Les parallèles avec le RPF de De Gaulle
La création de Nidaa Tounès rappelle celle du RPF (le Rassemblement du peuple français), créé en 1947 par le général de Gaulle, quelques mois après sa démission de la présidence du Conseil. Leurs parcours respectifs révèlent de saisissants parallèles. Les deux initiatives sont nées de la volonté de deux hommes de contribuer à l'œuvre de redressement national, la lutte contre le régime des partis à l'origine du déclin de la France et de la défaite de 1940 pour le premier, et la sauvegarde du modèle sociétal tunisien, menacé par les islamistes pour le deuxième. Les deux s’adressent à leurs compatriotes, au-delà de leurs clivages idéologiques. Comme les adhérents du RPF qui pouvaient conserver leur affiliation à leur parti d'origine, ceux de Nidaa Tounès sont autorisés à se réclamer de leur famille politique initiale. Ce sont en définitive deux partis «attrape-tout», qui se sont inscrits dès leur lancement dans une logique de conquête du pouvoir avec une idéologie suffisamment vague pour que tous leurs militants s’y retrouvent. Dès sa première année, le RPF était devenu le second parti de France derrière le parti communiste. Nidaa fera mieux, puisqu'il a réussi à détrôner dans les sondages Ennahdha, en quelques mois. Là s'arrêtent les analogies. Le RPF a été dissous par son fondateur en 1955, après des revers électoraux. Nidaa n'en est pas là, mais il est confronté depuis des mois à une grave crise interne qui s'explique essentiellement par la cohabitation en son sein de plusieurs tendances, mais qui est exacerbée par l'interférence de partis «alliés».

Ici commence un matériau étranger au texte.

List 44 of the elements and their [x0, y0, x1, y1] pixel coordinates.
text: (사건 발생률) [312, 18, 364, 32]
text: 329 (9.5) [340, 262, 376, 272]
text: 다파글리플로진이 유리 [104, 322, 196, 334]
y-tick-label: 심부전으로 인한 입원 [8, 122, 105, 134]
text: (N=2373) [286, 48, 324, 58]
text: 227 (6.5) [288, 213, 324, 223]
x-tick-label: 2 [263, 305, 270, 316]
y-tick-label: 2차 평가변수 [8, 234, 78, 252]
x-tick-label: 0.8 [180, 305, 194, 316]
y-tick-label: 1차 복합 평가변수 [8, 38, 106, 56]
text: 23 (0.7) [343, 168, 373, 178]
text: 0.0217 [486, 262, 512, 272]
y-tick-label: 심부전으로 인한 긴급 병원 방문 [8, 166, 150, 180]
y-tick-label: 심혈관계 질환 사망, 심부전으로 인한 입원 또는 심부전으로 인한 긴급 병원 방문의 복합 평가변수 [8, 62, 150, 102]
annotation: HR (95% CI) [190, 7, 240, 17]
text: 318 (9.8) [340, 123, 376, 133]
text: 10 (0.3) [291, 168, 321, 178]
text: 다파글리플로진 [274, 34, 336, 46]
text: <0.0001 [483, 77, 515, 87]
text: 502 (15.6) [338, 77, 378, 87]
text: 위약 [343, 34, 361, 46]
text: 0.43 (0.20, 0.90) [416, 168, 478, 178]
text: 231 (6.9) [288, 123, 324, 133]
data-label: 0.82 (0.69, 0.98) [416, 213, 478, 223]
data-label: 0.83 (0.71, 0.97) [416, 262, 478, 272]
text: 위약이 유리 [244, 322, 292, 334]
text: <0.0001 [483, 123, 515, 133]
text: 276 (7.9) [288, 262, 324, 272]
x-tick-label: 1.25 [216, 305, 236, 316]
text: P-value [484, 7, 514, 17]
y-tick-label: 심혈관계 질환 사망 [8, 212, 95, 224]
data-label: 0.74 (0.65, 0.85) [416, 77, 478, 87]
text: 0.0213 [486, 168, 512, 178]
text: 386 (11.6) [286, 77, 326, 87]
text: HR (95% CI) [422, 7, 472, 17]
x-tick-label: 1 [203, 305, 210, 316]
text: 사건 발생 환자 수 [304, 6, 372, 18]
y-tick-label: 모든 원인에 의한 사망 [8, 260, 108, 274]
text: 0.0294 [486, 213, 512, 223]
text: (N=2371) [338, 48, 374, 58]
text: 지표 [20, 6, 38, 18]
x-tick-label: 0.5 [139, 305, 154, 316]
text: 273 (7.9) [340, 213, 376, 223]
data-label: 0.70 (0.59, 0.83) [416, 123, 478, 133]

Le contre-exemple "du père Queuille"
Il fut un temps où Béji Caïd Essebsi aimait à rappeler dans ses discours cette exception «nidéenne», poussant la coquetterie jusqu'à cultiver cette diversité. C'est un signe de bonne santé, soutenait-il. Aujourd'hui, Nidaa Tounès n'est plus le club de discussions qu'il était à ses débuts, mais un grand parti structuré, moderne qui compte 110000 adhérents, soit presque le double de ceux que revendique Ennahdha. Comme la plupart d'entre eux ont la double allégeance (en plus des indépendants,ils sont destouriens, syndicalistes et militants de gauche), il arrive que les débats internes tournent à la foire d'empoigne. D'où ce climat de tension récurrente qui empoisonne la vie de ce parti depuis des mois et qui a atteint son point culminant après la désignation de Hafedh Caïd Essebsi à la tête des structures régionales et la décision de tenir un congrés électif le 15 juin, contre l'avis de l'aile gauche du parti. Dès lors que le différend était porté sur la place publique, il devenait difficile de continuer à soutenir que cette cacophonie était un signe de vitalité et de bonne santé. Il devient évident que Nidaa, avec l’afflux de nouveaux adhérents, vit très mal cette pluralité, quoi qu'en disent ses dirigeants, contrairement aux militants d'Ennahdha qui semblent plutôt, s'en accommoder. Ennahdha a 33 ans, Nidaa n'en a que deux. Ses adhérents n'ont pas eu le temps de se fondre dans le moule de leur nouveau parti, d'autant plus qu'il ressemble beaucoup plus à un front qu'à un parti classique. Les dirigeants de Nidaa ont cru bien faire, tantôt en recherchant à tout prix le consensus, tantôt en jouant la carte du pourrissement pour calmer les esprits. Au fond, ils ont fait rater à leur parti, un débat qui aurait pu être salutaire. Car les problèmes soulevés sont graves et les inquiétudes justifiées : le déficit démocratique au sein du parti, les tentations dynastiques réelles ou supposées, « l’hégémonisme » de l'aile destourienne. Tout cela aurait mérité explication.
Si Béji, qui a fait ses études supérieures en France à la fin des années 40, se souvient certainement d’un certain Henri Queuille. Il a été vingt fois ministre sous la IIIe République et avait tenu pendant treize mois à la tête du gouvernement français sous la IVe alors que l’espérance de vie d’un cabinet était d’à peine trois ou quatre mois La raison de cette longévité exceptionnelle: une méthode de gouvernement qu’il résumait par cette phrase : «Il n’est pas de problème qu’une absence de solution ne finisse par résoudre». Il détient le record de longévité, certes, mais il restera dans l'histoire comme le symbole de l'immobilisme. Dès le début, le président du parti s'est engagé dans cette voie et cela lui a réussi, puisque toutes les divergences ont été aplanies en recourant à la vieille recette du dr Queuille, c'est à dire tout simplement en les évacuant. La tentation est grande aujourd’hui de persévérer dans ce choix, d’autant plus que Nidaa ne donne pas l’impression de s’en pâtir outre-mesure. Il n'a pas eu de vagues démissions telles qu'on connues des partis comme El Joumhoury ou Ettakattol pour la simple raison que les contestataires sont conscients, qu'ils n'ont pas d'autre alternative que de rester au parti, en l'absence de formations crédibles et capables de tenir la dragée haute à Ennahdha. Malgré toutes ses fragilités, il est remarquable que Nidaa Tounès reste la planche de salut pour la plupart des Tunisiens, comme le montrent à l'évidence les récents sondages. Cela ne justifie pas pour autant les tergiversations auxquelles on assiste, aujourd'hui. C'est bien de rechercher le consensus, mais il ne faut pas que cela serve d'alibi à l'immobilisme et l'indécision.